Actually what I suggested should give better performance no matter what, however the entire idea of actually using grab passes is quite bad.
Thank you very much, i'll try it as soon as get home. Really bad performance issue I have on Samsung Galaxy S3.
Well, what you really need to figure out is what is causing the performance issues. As with GPU's it isn't always what you expect! And some optimizations might slow things down, some might have no effect ect...

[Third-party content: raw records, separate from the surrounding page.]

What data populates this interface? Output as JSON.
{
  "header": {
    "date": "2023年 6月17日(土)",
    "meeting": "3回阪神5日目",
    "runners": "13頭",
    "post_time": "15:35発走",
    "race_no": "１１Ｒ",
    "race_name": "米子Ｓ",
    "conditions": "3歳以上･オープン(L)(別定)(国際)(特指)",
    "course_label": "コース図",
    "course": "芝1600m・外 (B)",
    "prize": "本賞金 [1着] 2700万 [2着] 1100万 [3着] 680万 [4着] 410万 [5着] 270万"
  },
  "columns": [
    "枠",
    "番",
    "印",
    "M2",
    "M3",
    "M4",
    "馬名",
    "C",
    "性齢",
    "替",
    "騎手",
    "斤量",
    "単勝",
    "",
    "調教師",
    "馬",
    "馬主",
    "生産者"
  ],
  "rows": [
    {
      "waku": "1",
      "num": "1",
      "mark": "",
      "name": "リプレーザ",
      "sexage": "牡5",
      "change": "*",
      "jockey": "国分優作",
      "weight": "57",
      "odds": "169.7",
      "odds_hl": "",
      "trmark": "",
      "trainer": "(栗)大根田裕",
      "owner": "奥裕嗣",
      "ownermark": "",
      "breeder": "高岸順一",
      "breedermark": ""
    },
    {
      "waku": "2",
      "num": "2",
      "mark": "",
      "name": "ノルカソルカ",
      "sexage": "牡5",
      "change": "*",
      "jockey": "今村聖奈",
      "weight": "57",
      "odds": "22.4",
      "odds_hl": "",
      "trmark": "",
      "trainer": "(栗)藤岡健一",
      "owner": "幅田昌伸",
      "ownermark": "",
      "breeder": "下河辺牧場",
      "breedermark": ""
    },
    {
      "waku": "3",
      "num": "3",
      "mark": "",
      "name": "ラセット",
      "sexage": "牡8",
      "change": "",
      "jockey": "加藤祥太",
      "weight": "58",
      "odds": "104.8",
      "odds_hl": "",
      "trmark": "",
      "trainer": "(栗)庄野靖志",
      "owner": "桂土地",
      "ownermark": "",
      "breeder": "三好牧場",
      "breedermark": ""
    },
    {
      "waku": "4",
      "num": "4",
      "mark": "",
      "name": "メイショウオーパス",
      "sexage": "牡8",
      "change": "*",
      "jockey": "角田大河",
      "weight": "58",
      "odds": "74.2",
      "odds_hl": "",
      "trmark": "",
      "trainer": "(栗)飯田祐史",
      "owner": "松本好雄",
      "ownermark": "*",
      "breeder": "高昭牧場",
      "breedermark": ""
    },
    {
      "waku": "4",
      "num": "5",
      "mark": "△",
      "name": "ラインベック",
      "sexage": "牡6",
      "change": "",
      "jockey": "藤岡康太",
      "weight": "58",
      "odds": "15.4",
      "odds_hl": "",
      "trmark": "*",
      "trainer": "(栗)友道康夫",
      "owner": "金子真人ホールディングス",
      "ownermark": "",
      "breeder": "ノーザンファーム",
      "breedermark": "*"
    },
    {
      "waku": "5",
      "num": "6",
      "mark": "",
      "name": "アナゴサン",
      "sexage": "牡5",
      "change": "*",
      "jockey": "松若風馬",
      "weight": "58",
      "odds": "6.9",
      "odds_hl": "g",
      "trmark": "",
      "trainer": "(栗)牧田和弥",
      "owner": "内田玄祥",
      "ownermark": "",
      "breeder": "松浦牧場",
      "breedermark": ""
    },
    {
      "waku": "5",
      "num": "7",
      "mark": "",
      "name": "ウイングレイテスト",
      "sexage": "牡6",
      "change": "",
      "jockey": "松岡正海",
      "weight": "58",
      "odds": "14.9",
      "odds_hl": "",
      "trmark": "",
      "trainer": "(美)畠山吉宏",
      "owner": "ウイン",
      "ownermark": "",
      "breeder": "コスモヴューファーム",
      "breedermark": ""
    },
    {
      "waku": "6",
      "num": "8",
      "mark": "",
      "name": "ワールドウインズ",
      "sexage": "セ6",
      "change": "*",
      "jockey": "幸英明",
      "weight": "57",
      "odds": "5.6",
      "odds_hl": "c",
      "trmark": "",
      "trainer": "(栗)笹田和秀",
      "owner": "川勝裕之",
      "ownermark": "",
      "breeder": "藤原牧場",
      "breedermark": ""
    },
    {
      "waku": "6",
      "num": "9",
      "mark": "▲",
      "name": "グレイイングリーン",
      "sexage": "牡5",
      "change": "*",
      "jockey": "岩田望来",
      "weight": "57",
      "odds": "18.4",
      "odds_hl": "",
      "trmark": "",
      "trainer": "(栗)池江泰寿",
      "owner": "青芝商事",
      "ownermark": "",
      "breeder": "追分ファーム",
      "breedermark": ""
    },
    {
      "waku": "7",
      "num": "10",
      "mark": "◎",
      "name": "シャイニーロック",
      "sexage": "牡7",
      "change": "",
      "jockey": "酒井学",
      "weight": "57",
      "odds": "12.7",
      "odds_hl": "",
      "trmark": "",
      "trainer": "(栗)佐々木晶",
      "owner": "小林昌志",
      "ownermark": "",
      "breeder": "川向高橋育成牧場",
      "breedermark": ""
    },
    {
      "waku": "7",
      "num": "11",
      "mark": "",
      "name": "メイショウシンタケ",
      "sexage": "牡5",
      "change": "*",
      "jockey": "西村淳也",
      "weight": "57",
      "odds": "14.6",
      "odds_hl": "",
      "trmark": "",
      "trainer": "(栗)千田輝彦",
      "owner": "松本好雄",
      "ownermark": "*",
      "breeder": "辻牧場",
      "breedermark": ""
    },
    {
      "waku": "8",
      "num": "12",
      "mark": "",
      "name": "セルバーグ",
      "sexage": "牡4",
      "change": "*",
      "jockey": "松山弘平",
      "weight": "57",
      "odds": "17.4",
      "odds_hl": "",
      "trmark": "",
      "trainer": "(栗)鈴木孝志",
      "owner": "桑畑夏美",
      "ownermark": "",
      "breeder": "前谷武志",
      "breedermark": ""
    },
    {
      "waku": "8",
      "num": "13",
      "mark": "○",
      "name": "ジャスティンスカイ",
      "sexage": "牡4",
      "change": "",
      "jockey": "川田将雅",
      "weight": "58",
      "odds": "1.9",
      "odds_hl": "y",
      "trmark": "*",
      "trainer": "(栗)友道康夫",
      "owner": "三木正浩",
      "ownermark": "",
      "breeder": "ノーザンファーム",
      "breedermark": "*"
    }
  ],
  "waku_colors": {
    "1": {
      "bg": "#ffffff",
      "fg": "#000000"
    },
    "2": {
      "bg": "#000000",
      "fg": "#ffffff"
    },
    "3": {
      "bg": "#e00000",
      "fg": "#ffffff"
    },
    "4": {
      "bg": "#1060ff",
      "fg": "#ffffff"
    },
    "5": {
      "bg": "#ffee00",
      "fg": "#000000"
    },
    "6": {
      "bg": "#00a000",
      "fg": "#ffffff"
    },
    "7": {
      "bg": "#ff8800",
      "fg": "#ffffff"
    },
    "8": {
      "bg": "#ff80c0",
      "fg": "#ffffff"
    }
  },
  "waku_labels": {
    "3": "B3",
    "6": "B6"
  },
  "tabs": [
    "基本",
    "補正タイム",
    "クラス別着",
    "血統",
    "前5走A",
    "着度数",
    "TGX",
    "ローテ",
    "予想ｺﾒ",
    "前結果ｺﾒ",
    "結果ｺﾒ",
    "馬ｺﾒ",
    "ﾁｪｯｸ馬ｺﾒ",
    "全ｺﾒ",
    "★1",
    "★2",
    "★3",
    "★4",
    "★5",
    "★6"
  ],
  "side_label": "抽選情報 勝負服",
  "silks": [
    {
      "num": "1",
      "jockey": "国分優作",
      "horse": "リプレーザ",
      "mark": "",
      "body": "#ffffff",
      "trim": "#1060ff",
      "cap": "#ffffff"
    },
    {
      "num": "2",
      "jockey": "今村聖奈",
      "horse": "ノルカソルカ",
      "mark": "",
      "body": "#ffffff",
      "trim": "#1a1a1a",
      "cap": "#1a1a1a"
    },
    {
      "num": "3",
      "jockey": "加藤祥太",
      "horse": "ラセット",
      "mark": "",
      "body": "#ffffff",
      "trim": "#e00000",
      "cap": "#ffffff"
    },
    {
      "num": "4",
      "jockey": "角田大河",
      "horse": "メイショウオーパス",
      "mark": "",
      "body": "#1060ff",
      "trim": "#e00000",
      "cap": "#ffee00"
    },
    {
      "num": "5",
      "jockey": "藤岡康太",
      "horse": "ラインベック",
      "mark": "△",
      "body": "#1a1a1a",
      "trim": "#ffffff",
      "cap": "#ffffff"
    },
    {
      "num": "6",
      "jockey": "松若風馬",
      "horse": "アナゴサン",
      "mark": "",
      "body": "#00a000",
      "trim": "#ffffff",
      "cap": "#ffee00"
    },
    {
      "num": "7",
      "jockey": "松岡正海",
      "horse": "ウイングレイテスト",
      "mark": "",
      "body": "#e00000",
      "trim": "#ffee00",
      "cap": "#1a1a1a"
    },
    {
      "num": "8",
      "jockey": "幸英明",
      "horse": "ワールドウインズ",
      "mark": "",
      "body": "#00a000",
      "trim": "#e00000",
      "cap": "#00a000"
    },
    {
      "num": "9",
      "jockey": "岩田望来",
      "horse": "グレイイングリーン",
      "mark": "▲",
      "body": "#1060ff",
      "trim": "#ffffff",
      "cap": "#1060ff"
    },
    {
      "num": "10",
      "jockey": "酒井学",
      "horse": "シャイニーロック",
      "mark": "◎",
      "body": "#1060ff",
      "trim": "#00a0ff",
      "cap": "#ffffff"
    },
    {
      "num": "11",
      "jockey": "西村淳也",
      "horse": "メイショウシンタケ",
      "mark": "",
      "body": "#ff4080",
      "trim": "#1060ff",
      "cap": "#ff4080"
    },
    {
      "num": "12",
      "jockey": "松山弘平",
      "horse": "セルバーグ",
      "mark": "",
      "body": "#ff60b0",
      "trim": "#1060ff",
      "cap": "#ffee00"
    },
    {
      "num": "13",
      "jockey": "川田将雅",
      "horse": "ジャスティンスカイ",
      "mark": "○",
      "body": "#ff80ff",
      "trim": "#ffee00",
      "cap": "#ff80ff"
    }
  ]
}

You mean I should try on mobile platform with this link? http://blogs.unity3d.com/2015/02/06/extending-unity-5-rendering-pipeline-command-buffers/
It's not really the shader, but the grab pass. On SGS 3 (Mali-400 MP) shader consumes just 4 cycles per pixel, it's not very much to cause serious problems. But GrabPass initiate glReadPixels call which stalls CPU, wait for GPU to finish, then copy framebuffer content to texture, and only after that CPU continue processing. In average it costs you about 30 additional milliseconds and more per frame which is performance killer. BTW. render to texture approach will suffer depth test issues and only appropriate if object is not occluded.